Everyone has opinions about consumer electronics. Everyone's entitled to them, even when they're wrong. I owned and liked a Windows Tablet PC at one time! But truly and honestly, are we discussing things that gratify our intellectual curiosity when we attack each other or the authors of the fine articles for their bias? Are we really bringing fresh insights to the table when we complain that the marketplace is capricious and sometimes values things we think are superficial?
As hackers--and I include in this definition those who hack software, hardware, social behaviour, and marketplaces--our mission is first to UNDERSTAND and then second to INFLUENCE. When we read a review, no matter what we personally think of its flagrant bias or the comments of others on the thread, we should aggressively throttle our temptation to wield the flame-hammer. We need to ask ourselves, "What understanding would my comment add?"
The same is true when we see someone else violating these precepts. The downvote (and flag, where available and appropriate) are the right tools for the job. Most of the time, calling someone out for diluting the discourse simply adds to the noise while simultaneously feeding the troll.
(This is one of the reasons I have a personal policy of either responding or downvoting but never both. If it deserves a constructive reply, why is it worth a downvote? If the reply would not be constructive, I downvote and move on.)

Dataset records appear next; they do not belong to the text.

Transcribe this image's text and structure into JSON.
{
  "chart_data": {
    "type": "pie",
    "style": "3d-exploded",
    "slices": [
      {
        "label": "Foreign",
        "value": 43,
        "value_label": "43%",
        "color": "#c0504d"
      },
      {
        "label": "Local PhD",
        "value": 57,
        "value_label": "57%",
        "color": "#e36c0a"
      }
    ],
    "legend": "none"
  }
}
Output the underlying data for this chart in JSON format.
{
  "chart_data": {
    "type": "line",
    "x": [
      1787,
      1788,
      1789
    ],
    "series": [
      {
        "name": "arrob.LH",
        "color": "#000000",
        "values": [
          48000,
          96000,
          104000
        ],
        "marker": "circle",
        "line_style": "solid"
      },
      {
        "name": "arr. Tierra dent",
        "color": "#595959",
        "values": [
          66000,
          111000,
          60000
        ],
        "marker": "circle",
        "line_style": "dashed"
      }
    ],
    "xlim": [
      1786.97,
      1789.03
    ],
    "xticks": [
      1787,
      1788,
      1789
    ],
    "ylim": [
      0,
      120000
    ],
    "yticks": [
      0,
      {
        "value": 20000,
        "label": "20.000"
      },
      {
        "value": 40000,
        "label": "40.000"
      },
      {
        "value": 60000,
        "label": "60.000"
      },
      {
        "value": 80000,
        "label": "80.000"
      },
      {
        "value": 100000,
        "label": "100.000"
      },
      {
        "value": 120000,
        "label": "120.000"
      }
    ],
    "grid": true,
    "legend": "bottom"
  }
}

If we as a community are unable to throttle the bile effectively, then perhaps we should ask the moderators to do it for us. There's no shame in deciding that non-technical articles about iPads or surfaces or what-have-you are better off in /r/technology.
I know that in a few days or a week these articles will go away as the novelty of newly released products fade. But the reason I am speaking out regardless is that the echoes of this type of discourse last much longer and I fear they will spill over into other threads. I believe that forums like this need a zero-tolerance policy towards the kind of divisive incivility I've read lately.
I'll close by misappropriating an old joke: "Do you know why the flames about consumer electronics are so vicious? Because the stakes are so low."
The Surface one up there is just some guy's blog review. It's not poorly written, but why are we reading randomly selected Surface reviews? There's an entire post right now that is basically a Samsung press release via CNET, describing some (totally unquantified, of course) minor uptick in sales for the latest Android phone. There is literally nothing to talk about there except to proffer essentially baseless flames, praise, or speculation.
I would have no qualms asking the moderators to fix this. I can't understand any metric by which these are useful posts to have on the front page. There is lots of much better stuff sitting on the New page which is being crowded out by noise that I could go read in two hundred other places. "Intellectual curiousity" is not referring to what you have every time a phone comes out which is 20% lighter and 10% longer.